9 сентября. 7 часов утраСолнце торжественно выплывает из-за окна “итальянского” дома с зелеными кафелями и с балюстрадой на крыше.
Думала вчера, думаю сегодня о шестом чувстве. Под ним каждый употребляющий эти слова разумеет нечто свое. У Гумилева – это (в прекрасном стихотворении о шестом чувстве) отклики души на красоту. У Пришвина (в книжонке “Мой очерк”) – чутье, каким распознают “хорошего человека”. Со свойственной ему беззастенчивостью он дает понять, что это шестое чувство всегда располагало в его пользу даже глубоко падших людей. Для меня шестое чувство – смутно брезжущая в нас форма сознания, когда объединяются и примиряются антиномии мироощущения: все раздельно, все глубоко индивидуально – и все едино и нераздельно; мир и человек в нем трагичны, и все в целости гармонично, все в становлении – и все дано, дано, все предустановлено. Без воли Божьей “ни один волосок не спадет с головы” – божественно свободна воля человека.
11-й часВ квартире Тарасевича[282] (у его свояченицы и дочери) неожиданная встреча с Л. А. Алексинской, служащей в биологическом институте, а 40 лет тому назад – двенадцатилетней девочкой Людмилой Линдфорс, которая смотрела на меня в саду их черниговского имения совершенно теми же однообразно удивленными выпуклыми лилово-голубыми глазами, как вчера за чайным столом глядела пятидесятилетняя женщина. По этим глазам я узнала ее 12 лет тому назад в конторе, где получалась “Ара”, узнала, не видя тридцать лет (последний раз перед этим видела ее двенадцатилетней).

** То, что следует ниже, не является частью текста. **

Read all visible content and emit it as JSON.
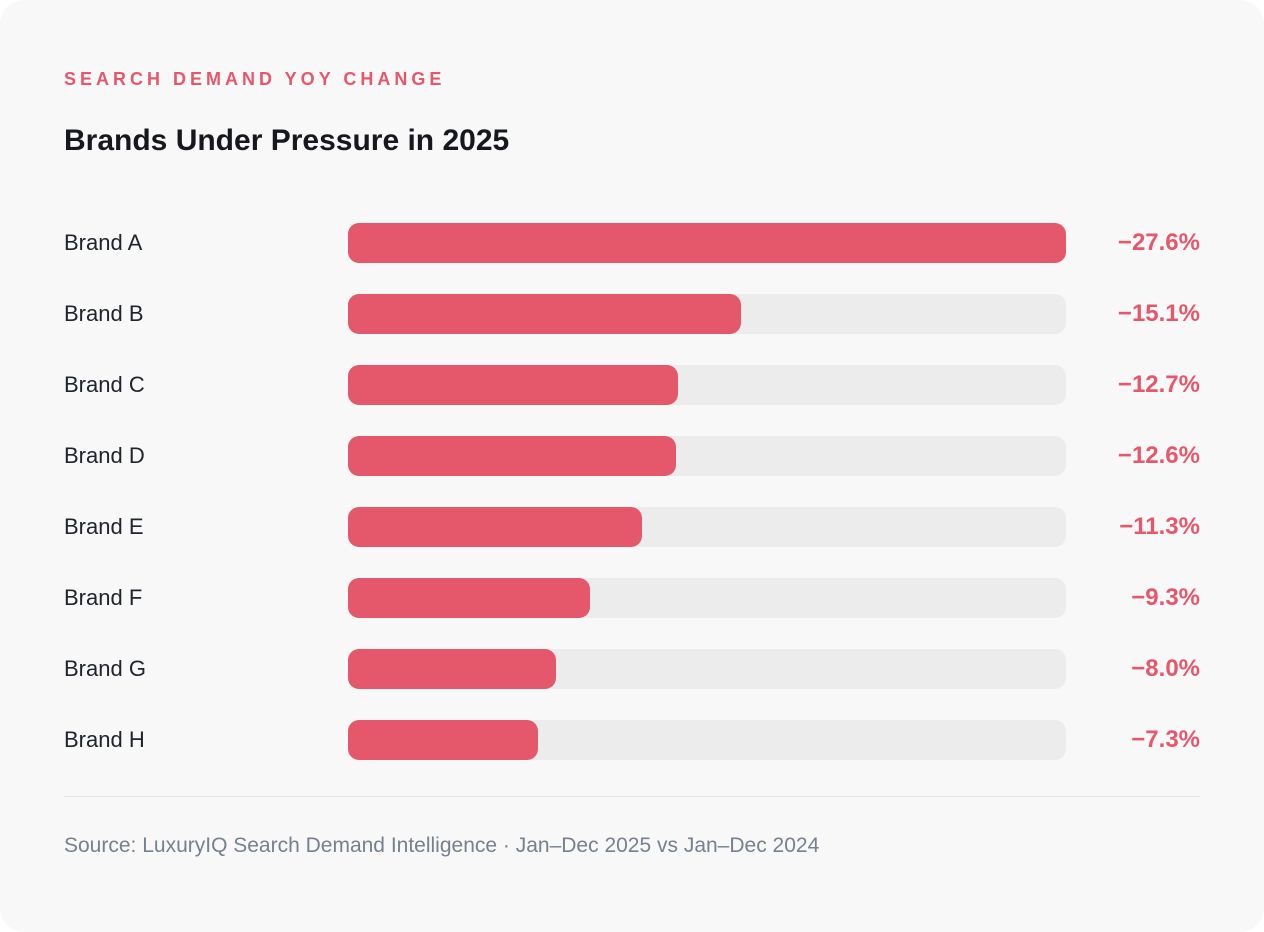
{
  "theme": {
    "accent": "#e5586c",
    "track_color": "#ececec",
    "card_background": "#f8f8f8",
    "title_color": "#16181d",
    "label_color": "#20242b",
    "muted_color": "#76808f"
  },
  "header": {
    "kicker": "SEARCH DEMAND YOY CHANGE",
    "title": "Brands Under Pressure in 2025"
  },
  "chart_data": {
    "type": "bar",
    "orientation": "horizontal",
    "title": "Brands Under Pressure in 2025",
    "subtitle": "SEARCH DEMAND YOY CHANGE",
    "categories": [
      "Brand A",
      "Brand B",
      "Brand C",
      "Brand D",
      "Brand E",
      "Brand F",
      "Brand G",
      "Brand H"
    ],
    "values": [
      -27.6,
      -15.1,
      -12.7,
      -12.6,
      -11.3,
      -9.3,
      -8.0,
      -7.3
    ],
    "value_labels": [
      "−27.6%",
      "−15.1%",
      "−12.7%",
      "−12.6%",
      "−11.3%",
      "−9.3%",
      "−8.0%",
      "−7.3%"
    ],
    "unit": "%",
    "xlim": [
      0,
      27.6
    ],
    "grid": false,
    "legend": false,
    "bar_color": "#e5586c",
    "track_color": "#ececec",
    "value_label_position": "right"
  },
  "footer": {
    "source": "Source: LuxuryIQ Search Demand Intelligence · Jan–Dec 2025 vs Jan–Dec 2024"
  }
}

Такие встречи важны тем, что в одно мгновение уничтожают преграду между прошлым и настоящим, между возрастными ощущениями нашего “я”, восстановляя целостность самосознания.
Было мне тогда, когда я гостила в семье Линдфорсов[283], 24 года. Как живо вспомнилось даже то платье, в каком ехала к ним, – кремовое с какими-то редкими розовыми звездами, и крымский шарф на голове вместо шляпы. Назывался он – марама. В вагоне окружили меня какие-то молоденькие девушки – гимназистки, ехавшие из Киева домой на каникулы. Наперебой оказывали разные дорожные услуги. Чем вызывалось то девическое обожание, какое дарила мне жизнь (иногда эти дары были тягостны)? Тем ли, что я очень рано, чуть минуло 20 лет, стала чувствовать деметровское материнство к этим “корам”. Или тем, что с детских лет была чувствительна ко всем оттенкам человеческой, в частности – женской красоты? Или, может быть, тут играло роль умение слушать и заинтересованность, такая горячая в молодости – чужой психикой, чужими судьбами. Может быть, все вместе. И еще та повышенная процентность вейнингеровского М (мужского начала), какую я сама нередко чувствовала в своей рыхлой ультраженственности. В моей крови живут, несомненно, и псковские ушкуйники, и тот пращур, до 120 лет живший, пещерный отшельник Малахия, в честь которого отец и его братья переменили фамилию Осиповых на Малахиевых.